Direitos sociais devem evoluir, nunca retroceder

Marcelo Tolomei Teixeira é juiz titular da 7ª Vara do Trabalho de Vitória e doutor em Direitos e Garantias Fundamentais

Não é verdade que a CLT é obsoleta, eis que antes mesmo da “reforma trabalhista” houve diversas modificações facilitadoras do processo de flexibilização dos contratos de trabalho, como a redução dos salários através da negociação coletiva, a elevação da jornada em turnos ininterruptos de revezamento de seis horas para oito horas de labor e, entre outras, o “banco de horas” com a compensação da jornada excedida pela redução ou folga em outros dias, evitando-se o pagamento de horas extras. Somam-se a isso as possibilidades de contratações precárias em relação aos custos do contrato de trabalho tradicional, o que ocorre pela contratação de “pessoas jurídicas”, de trabalhadores temporários, de cooperativas etc.

Além disso, após a “reforma trabalhista”, novas formas de precarização das relações de trabalho foram introduzidas, a exemplo da ampliação da possibilidade de terceirização também para a atividade-fim, da esdrúxula figura do contrato intermitente e da prevalência do negociado sobre o legislado, em que é possível transacionar, até certo limite, determinados preceitos legais. Ratificou-se ainda a ampla possibilidade de demissão mediante o pagamento de indenização.

Esse processo de flexibilização torna a mão de obra contratada no Brasil uma das mais mal-remuneradas entre os países capitalistas, ainda mais barata, sendo falso o argumento de que é melhor um emprego com menos direitos do que nada, tendo em vista que não há dado científico algum que correlacione a precarização das relações de trabalho com o aumento do número de ocupações.

O valor social do trabalho é princípio fundamental da Constituição Federal, razão pela qual devem ser garantidas ocupações dignas aos trabalhadores, não se admitindo a flexibilização para além do ponto a que já se chegou, ainda mais trazendo uma proposta que, na verdade, mais se assemelha a uma coerção, para que a juventude desempregada “opte” pelo emprego com menos direitos, tal como no passado aconteceu com o FGTS, ocasião em que quem optasse pela estabilidade em vez do fundo de garantia acabava, na prática, não sendo contratado pelas empresas.

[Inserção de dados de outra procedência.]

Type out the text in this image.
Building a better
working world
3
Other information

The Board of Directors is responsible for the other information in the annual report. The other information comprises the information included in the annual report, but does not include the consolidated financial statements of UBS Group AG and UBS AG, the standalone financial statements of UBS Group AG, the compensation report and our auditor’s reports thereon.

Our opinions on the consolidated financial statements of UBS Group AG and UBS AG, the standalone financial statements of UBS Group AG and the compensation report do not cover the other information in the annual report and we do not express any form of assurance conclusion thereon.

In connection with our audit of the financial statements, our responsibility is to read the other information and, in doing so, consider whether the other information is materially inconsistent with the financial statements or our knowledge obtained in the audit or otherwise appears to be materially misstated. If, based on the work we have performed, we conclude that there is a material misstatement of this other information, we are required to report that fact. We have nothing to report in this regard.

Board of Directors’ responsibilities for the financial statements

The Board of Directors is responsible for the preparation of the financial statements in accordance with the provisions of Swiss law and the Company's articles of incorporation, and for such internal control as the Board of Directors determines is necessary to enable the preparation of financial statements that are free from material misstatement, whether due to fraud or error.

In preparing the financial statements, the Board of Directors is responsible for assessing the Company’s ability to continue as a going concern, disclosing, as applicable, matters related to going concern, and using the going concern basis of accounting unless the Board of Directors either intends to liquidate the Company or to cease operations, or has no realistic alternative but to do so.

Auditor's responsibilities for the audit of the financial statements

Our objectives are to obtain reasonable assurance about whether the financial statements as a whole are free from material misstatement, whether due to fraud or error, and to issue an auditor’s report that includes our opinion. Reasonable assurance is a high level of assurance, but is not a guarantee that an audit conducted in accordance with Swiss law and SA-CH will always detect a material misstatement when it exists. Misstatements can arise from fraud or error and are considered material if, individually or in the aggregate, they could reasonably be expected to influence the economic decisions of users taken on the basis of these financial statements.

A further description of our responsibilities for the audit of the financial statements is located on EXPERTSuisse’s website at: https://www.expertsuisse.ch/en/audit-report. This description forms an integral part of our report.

Por fim, a Constituição Federal, que confere ao trabalho o status de direito social, impõe certos limites às alterações no cenário laboral e explicita diversas garantias trabalhistas, de modo que as mudanças preconizadas possivelmente passarão pelo crivo do Supremo Tribunal Federal.

Bom chamar a atenção para o fato de que, em face do princípio da proibição do retrocesso dos direitos sociais, a normatização destes só deveria evoluir e nunca retroceder. Detalhe que a ONU, em sua Observação Geral nº 18, determina que os países membros devem respeitar, proteger e implementar o direito ao trabalho e não adotar políticas ou normas que venham a piorar a situação do trabalhador.

 

Legislação atual não protege os mais pobres

Luan Sperandio é analista político e membro do Instituto Mercado Popular

Há consenso sobre alguns assuntos na ciência econômica. Entre eles, lista Greg Mankiw, professor de economia de Harvard, quanto mais barreiras de entrada ao mercado, isto é, quão maiores os custos de contratação impostos por uma legislação trabalhista, maior o desemprego entre trabalhadores jovens e menos qualificados.

Contrariando o senso comum, estudo do Senado Federal demonstrou que a probabilidade de estar desempregado diminui com a idade, haja vista a falta de experiência dos mais jovens. A taxa de desemprego na faixa etária de 18 a 24 anos é o dobro da média geral; entre 14 a 17 anos, o triplo. Isso significa que se deve combater a “epidemia” de desocupação sofrida por essa faixa etária. A sugestão da equipe econômica do governo de Jair Bolsonaro é a de haver maior flexibilização das leis trabalhistas, criando um sistema de “carteira verde-amarela”, com menos custos de contratação.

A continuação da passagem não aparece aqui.